Sunday, November 14, 2004

Running

I feel gross. I am not feeling well physically or emotionally.
It has been a little while since I blogged. Why you ask, well I haven't really been able to collect my thoughts. Even now I am unsure what is on my mind. This is strange for me and I am not sure what's wrong. My theory is that I am thinking of entirely too many things at once. "Give it to God"--- what my heart is saying right this very moment. Alas, I will try ....
I have had a full but relatively normal week and weekend. I didn't do too much, but then again it feels like I always do too much
when I look at my messy room and the number of assignments due this week which I haven't even started. I think I need to quit making plans. Its just that when the weekend rolls around there are so many appealing options. Everyone wants to go have "fun."
Fun = ?
Lately, I am thinking that I should stay in for a few weeks and try to get some kind of order reinstated. It is so nice to be prepared. This is often underrated for "experiences" or "memories". Both of which are equally important and wonderful, but they are so much better for me when my foundations are strong.
God has been asking for more of my time for a while now and I am having difficulty handing it over. This is so stupid and it is getting me into messes. I feel like I am not myself lately.
" Oh, for a heart that does not ache
For a backbone that won't break.
For some steady feet or sturdy ground..... a road that isn't gonna let me turn around and run...." ~ Nicole Nordeman

what's really weird is that I know the only thing that will make me feel better and straighten things out is the one thing I'm avoiding. God.
Sunday school really spoke to me this morning. (God is in everything. He loves me and provides all that I need even when I am running in the opposite direction. ) He really speaks to me through music. This weekend a friend and I were discussing music and I mentioned that I mostly just listen to Christian. He gave me the strangest look and then just changed the subject. That is the reaction I get a lot especially when people ride with me on trips. I remember when I used to feel that way. Now listening to whatever is on the radio seems like a waste of time to me.

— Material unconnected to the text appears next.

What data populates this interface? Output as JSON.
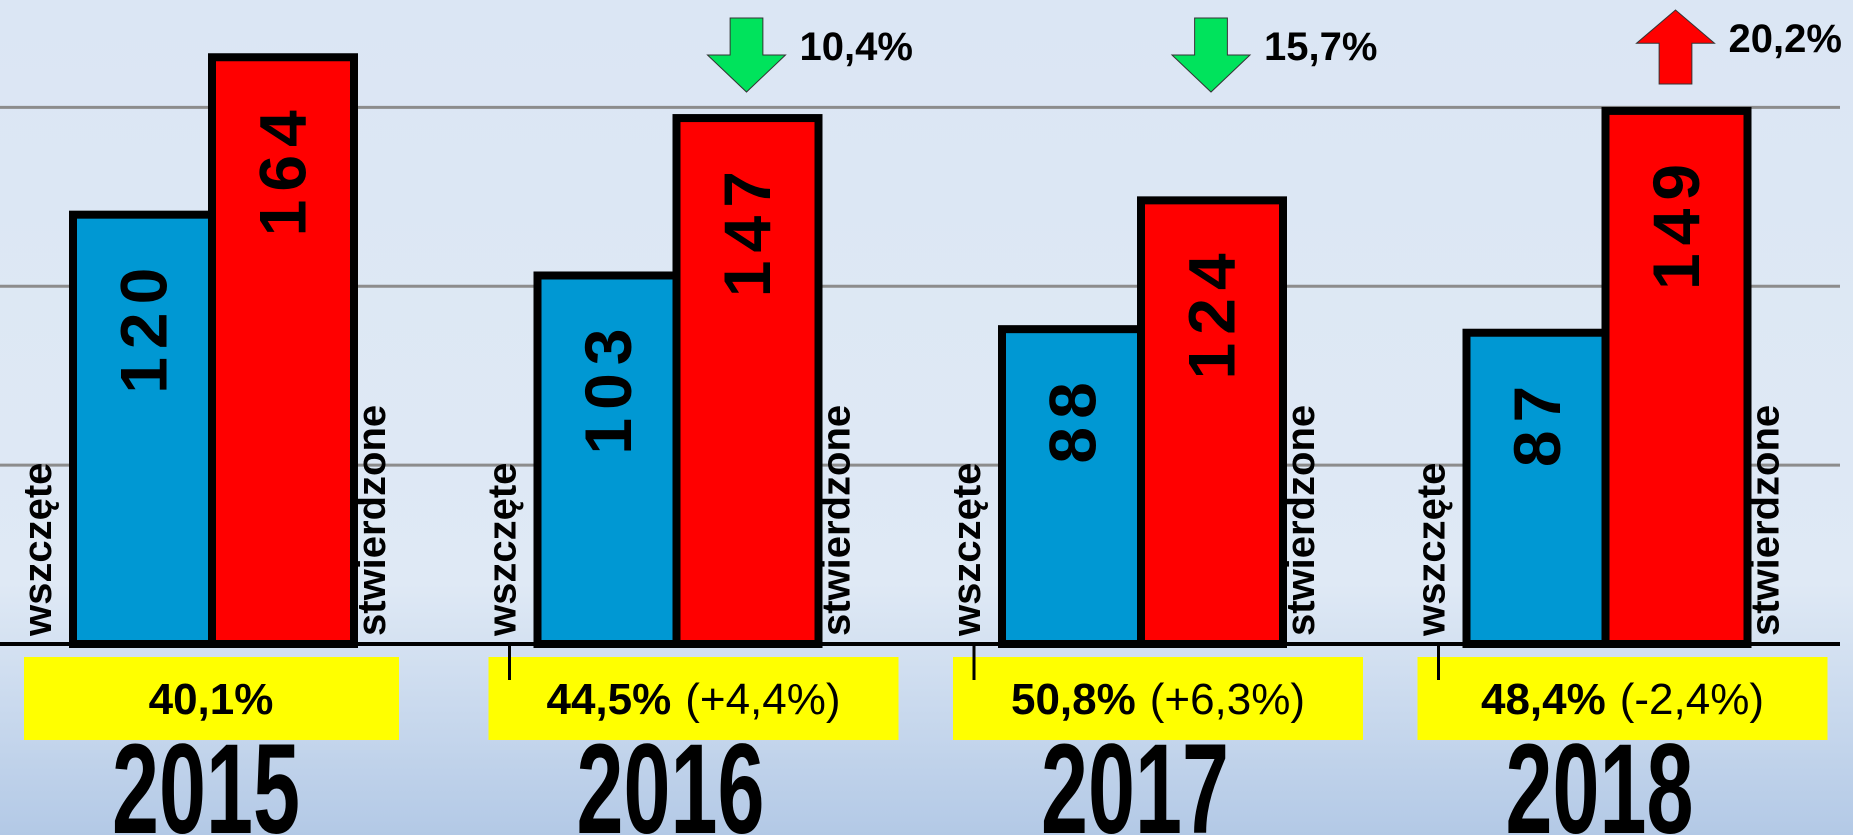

I am picky about what I listen to. Maybe this is because I am aware of how much music can affect me. Even sometimes when I can't pray, don't know what to say or how I feel (pretty often lately) I can just turn on certain songs and I feel closer to God and I know he understands. I remember that God knows my heart fully and that he loves me anyway.
To be loved by God. Indescribable.
I am picky in general with my time, what I look at,listen to, who I am around. Life is just so brief that I don't want to waste anything. How ashamed would I be to arrive at heaven knowing that I spent 150000 hours of my life listening to songs about sex, drugs, lust, and others of the sort and that I only showed the love of God to 15 people. Already I hang my head in disgust of past decisions. Thankfully Jesus has taken those sins and tossed them into the bottom of the ocean. They are as far away as the East is from the West. Praise God.
I'm sure some people would read this and say, "Weirdo, all she wants to do is be alone all the time and not experience anything." This is a common misperception I think. I am more alone when I am hanging out with twenty friends and acquaintances but haven't spent enough time with The Lord than I am at 4:00 AM sitting in my apartment reading the Bible. No matter how many people are around, i feel completely alone without God. He is always there, but like with any relationship, I feel closer to him when I am actively investing my time into the relationship and trying to know Him more.
I am going to DR tonight but I must confess I have mixed feelings. I am going because I feel like it is what God wants me to do. Obedience. I don't feel like being around a lot of people. I'm just not in the mood I guess. However, from past experiences I know that God has a purpose and that going will have a better outcome than doing it my way.
God, I love you. Thank you for being more than enough.